Week in Security: Windows Flaws, Executive Appointments

* Security experts Monday warned of a flaw affecting systems running Microsoft Windows 2000 with Internet Information Server (IIS) that attackers exploited to compromise a U.S. military server in what experts called a "zero day" attack. A buffer overflow vulnerability in the Windows 2000 WebDAV (Web Distributed Authoring and Versioning) component used by IIS Web server software can allow an attacker to take over a system. The vulnerability only affects systems using Windows 2000 with IIS 5.0. Microsoft issued a patch and workaround for the flaw and warned users about another flaw in most versions of Windows that could allow hackers to take control of a system when users read e-mails or visit Web sites. A flaw exists in the way the Windows Script Engine for JScript processes information, Microsoft said, urging customers to download a patch from its Web site at www.microsoft.com/security.

* SonicWall named Matt Medeiros president and CEO. Medeiros, former president and CEO of Philips Electronics Components Division, replaces Bill Roach, who was appointed interim CEO after the resignation of Cosmo Santullo last August. Roach, who was a candidate for the permanent position, will remain at SonicWall as a senior executive focused on operational improvements and customer satisfaction, the company said. SonicWall, a Sunnyvale, Calif.-based supplier of Internet security appliances, also said Chuck Kissner, a board member, was elected chairman. He replaces Sreekanth Ravi, SonicWall's founder, who will continue to serve on the board.
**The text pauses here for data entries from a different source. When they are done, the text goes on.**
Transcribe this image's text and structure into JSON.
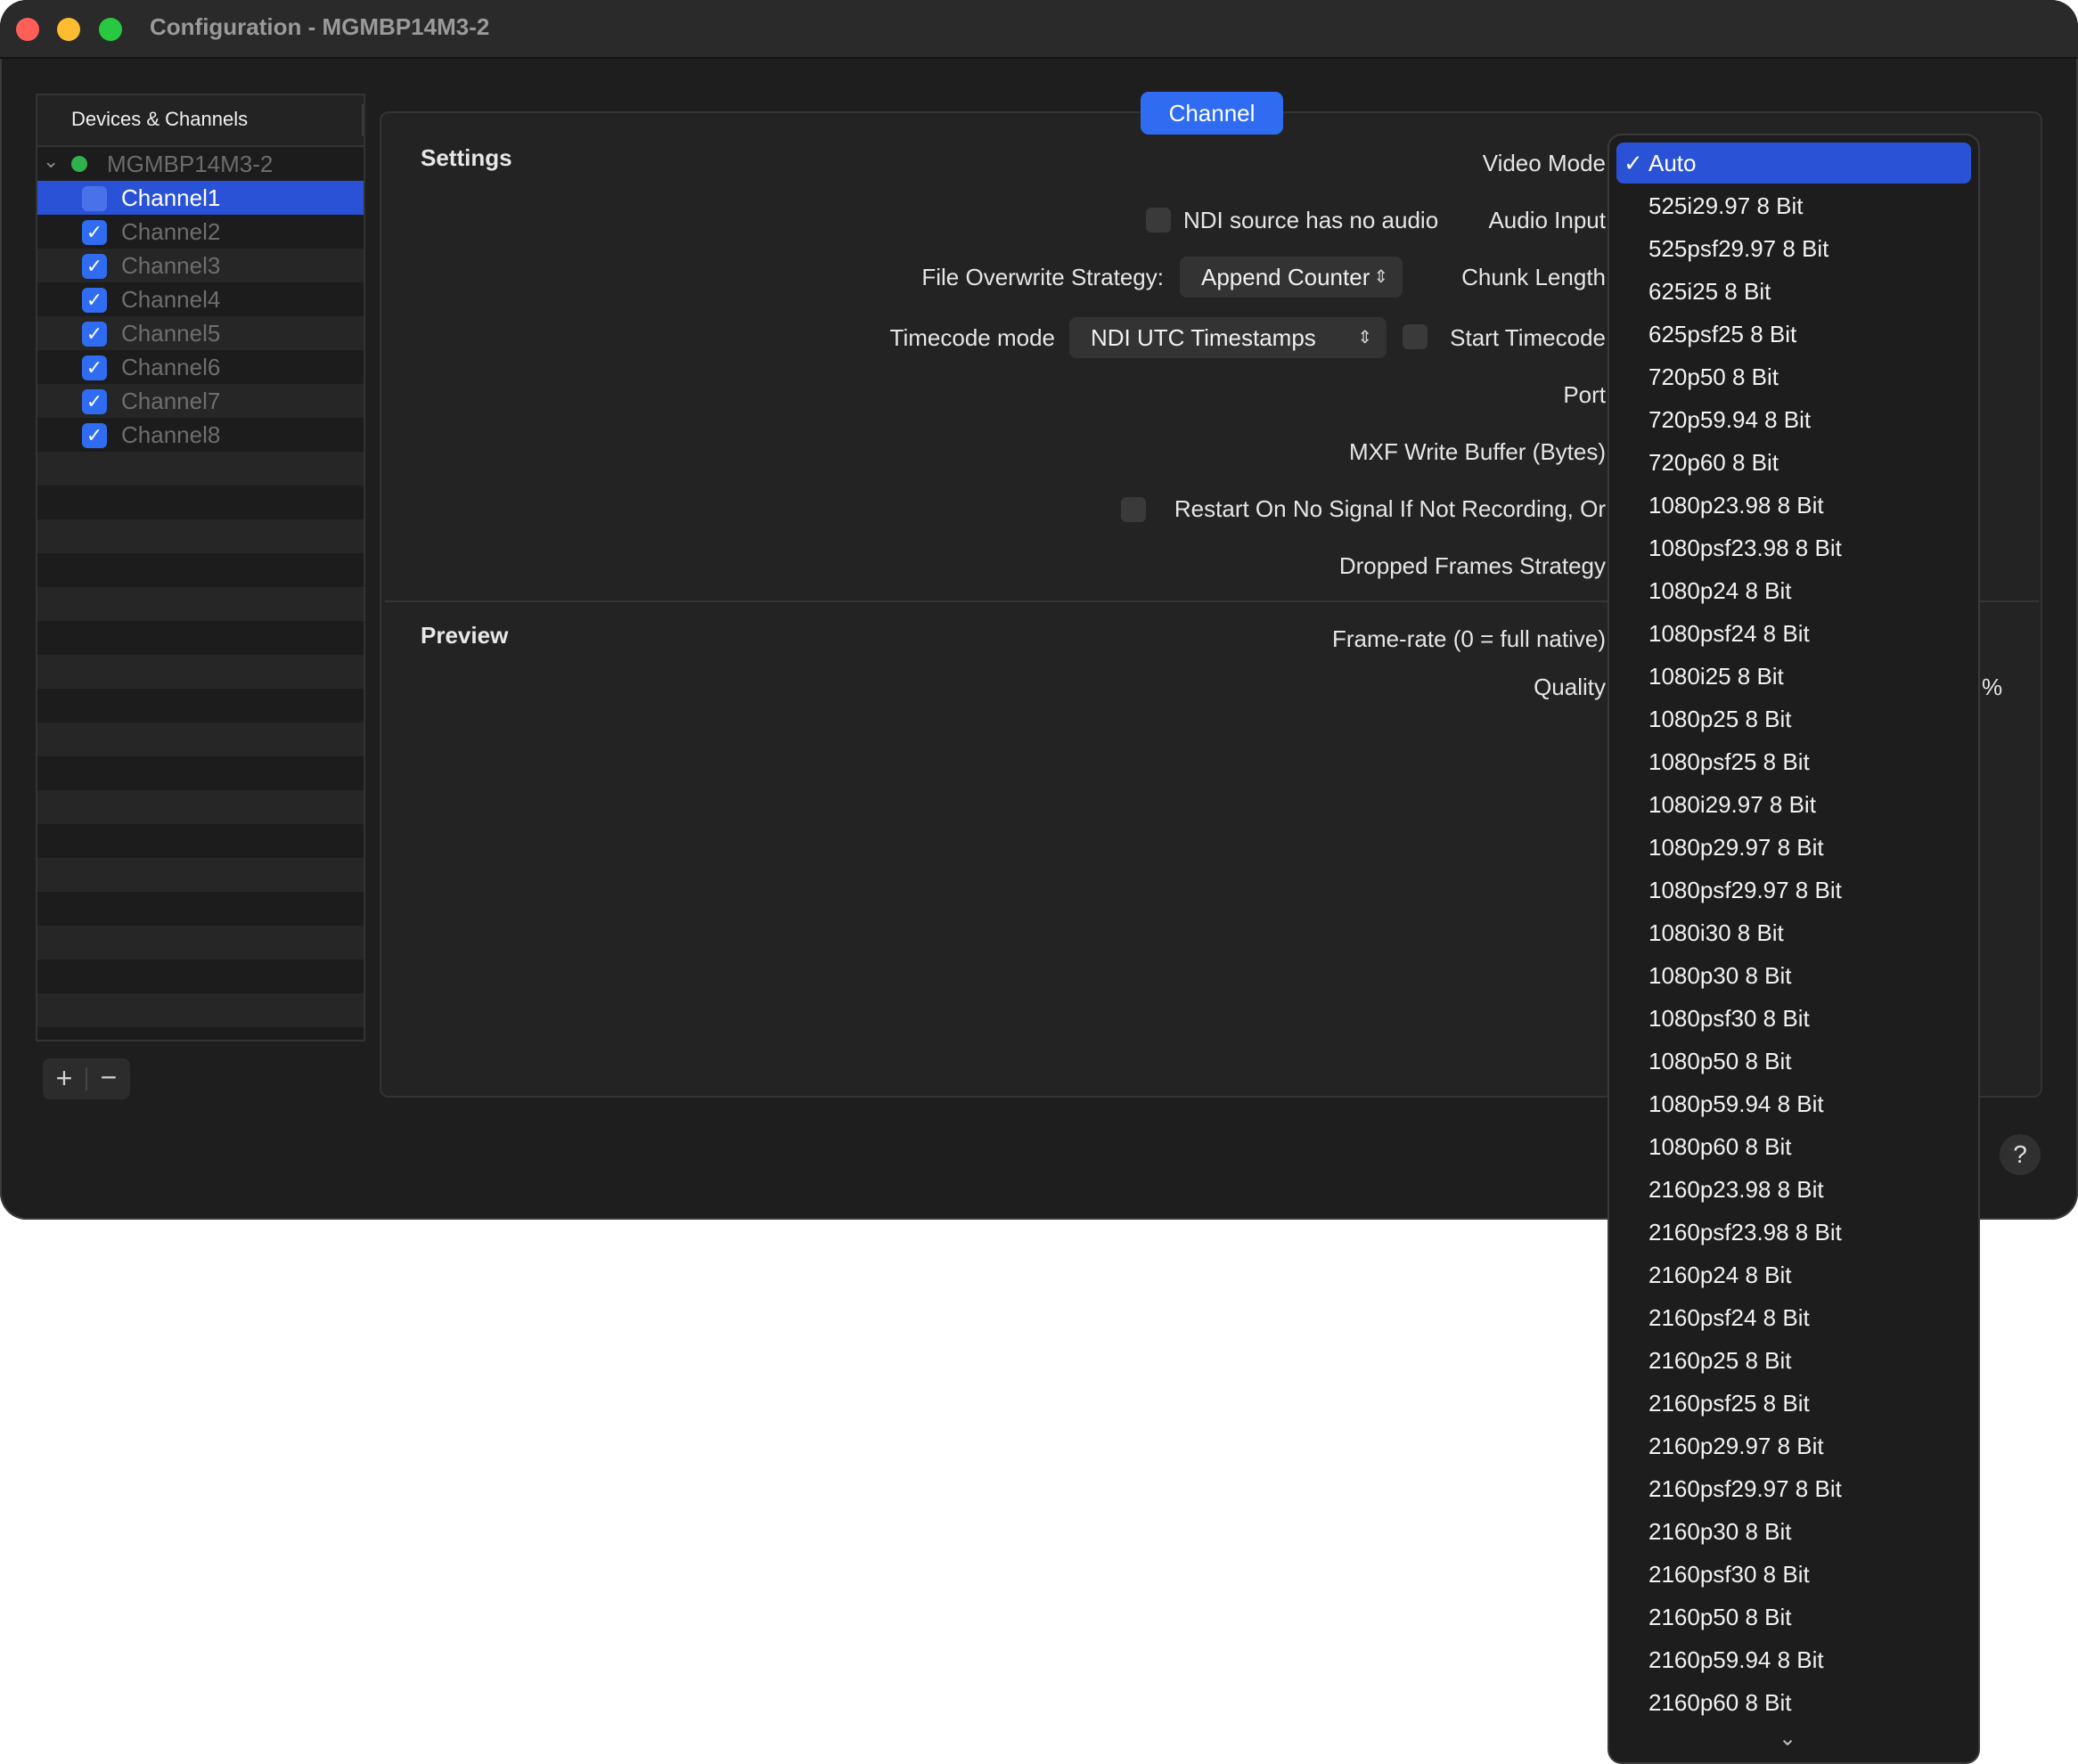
{
  "window": {
    "title": "Configuration - MGMBP14M3-2"
  },
  "sidebar": {
    "header": "Devices & Channels",
    "device": "MGMBP14M3-2",
    "channels": [
      {
        "label": "Channel1",
        "checked": false,
        "selected": true
      },
      {
        "label": "Channel2",
        "checked": true
      },
      {
        "label": "Channel3",
        "checked": true
      },
      {
        "label": "Channel4",
        "checked": true
      },
      {
        "label": "Channel5",
        "checked": true
      },
      {
        "label": "Channel6",
        "checked": true
      },
      {
        "label": "Channel7",
        "checked": true
      },
      {
        "label": "Channel8",
        "checked": true
      }
    ],
    "add_label": "+",
    "remove_label": "−"
  },
  "tabs": {
    "channel": "Channel"
  },
  "settings": {
    "title": "Settings",
    "video_mode_label": "Video Mode",
    "ndi_no_audio_label": "NDI source has no audio",
    "audio_input_label": "Audio Input",
    "file_overwrite_label": "File Overwrite Strategy:",
    "file_overwrite_value": "Append Counter",
    "chunk_length_label": "Chunk Length",
    "timecode_mode_label": "Timecode mode",
    "timecode_mode_value": "NDI UTC Timestamps",
    "start_timecode_label": "Start Timecode",
    "port_label": "Port",
    "mxf_buffer_label": "MXF Write Buffer (Bytes)",
    "restart_label": "Restart On No Signal If Not Recording, Or",
    "dropped_frames_label": "Dropped Frames Strategy"
  },
  "preview": {
    "title": "Preview",
    "framerate_label": "Frame-rate (0 = full native)",
    "quality_label": "Quality",
    "quality_unit": "%"
  },
  "help": "?",
  "video_mode_menu": {
    "selected": "Auto",
    "check": "✓",
    "items": [
      "Auto",
      "525i29.97 8 Bit",
      "525psf29.97 8 Bit",
      "625i25 8 Bit",
      "625psf25 8 Bit",
      "720p50 8 Bit",
      "720p59.94 8 Bit",
      "720p60 8 Bit",
      "1080p23.98 8 Bit",
      "1080psf23.98 8 Bit",
      "1080p24 8 Bit",
      "1080psf24 8 Bit",
      "1080i25 8 Bit",
      "1080p25 8 Bit",
      "1080psf25 8 Bit",
      "1080i29.97 8 Bit",
      "1080p29.97 8 Bit",
      "1080psf29.97 8 Bit",
      "1080i30 8 Bit",
      "1080p30 8 Bit",
      "1080psf30 8 Bit",
      "1080p50 8 Bit",
      "1080p59.94 8 Bit",
      "1080p60 8 Bit",
      "2160p23.98 8 Bit",
      "2160psf23.98 8 Bit",
      "2160p24 8 Bit",
      "2160psf24 8 Bit",
      "2160p25 8 Bit",
      "2160psf25 8 Bit",
      "2160p29.97 8 Bit",
      "2160psf29.97 8 Bit",
      "2160p30 8 Bit",
      "2160psf30 8 Bit",
      "2160p50 8 Bit",
      "2160p59.94 8 Bit",
      "2160p60 8 Bit"
    ],
    "more_icon": "chevron-down-icon"
  },
  "colors": {
    "accent": "#2f6cf2",
    "selection": "#2a52d6",
    "status_green": "#2fb24d"
  }
}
* Antivirus vendors warned of a new mass-mailing worm that exploited the Iraq crisis. MessageLabs, a managed e-mail security provider, said it caught the first copy of Ganda.A on Sunday. The worm, which uses its own SMTP engine, comes with the subject line "Spy pics" and a message that reads, "Here's the screensaver I told you about. It contains pictures taken by one of the U.S. spy satellites during one of its missions over Iraq. If you want more of these pic's [sic] you know where you can find me. Bye!" Trend Micro rated the worm as low-risk.

* Security researchers at SPI Dynamics issued an alert about a serious vulnerability in BEA Systems' WebLogic application server that could allow an attacker to gain unauthorized access to applications and systems. The flaw affects WebLogic Server and WebLogic Express versions 6.0, 6.1 and 7.0. Researchers said they found several undocumented applications deployed in default configurations of WebLogic and that many of the applications were not adequately protected from unauthorized use. BEA issued a patch.

* Netsec, a Herndon, Va.-based provider of managed security services, named Glenn Hazard chairman and CEO. He replaces Ken Ammon, who will remain at Necsec as the head of government services. Hazard previously was a senior partner at consultancy firm Zero-G and was president and CEO of E-Certify, a supplier of security products and services. Netsec also announced that it raised $10 million in additional financing from its current investors, Mobius Venture Capital and ArrowPath Venture Capital, to expand its market and introduce new managed services offerings.

* Gibraltar Software released its patch management solution, Everguard System, in bundled packages for small and midsize businesses. The packages start at $2,995 and include software licensing, node licensing, appliance maintenance and 24x7 support. The software comes preloaded on a purpose-built hardened appliance.

* eEye Digital Security announced the availability of Retina Remote Manager, a software product that provides centralized access to its Retina vulnerability assessment scanners. The software allows administrators to conduct vulnerability assessment inside or outside the network perimeter and schedule scans to run as often as needed, the company said.

* SecurePipe, a managed security services provider based in Chicago, said it raised $2 million in funding from investors including First Analysis and Prism Opportunity Fund. The money will be used to build out SecurePipe's delivery channel and expand business development, partner recruitment and customer service. Altogether, SecurePipe has raised nearly $5 million in venture funding.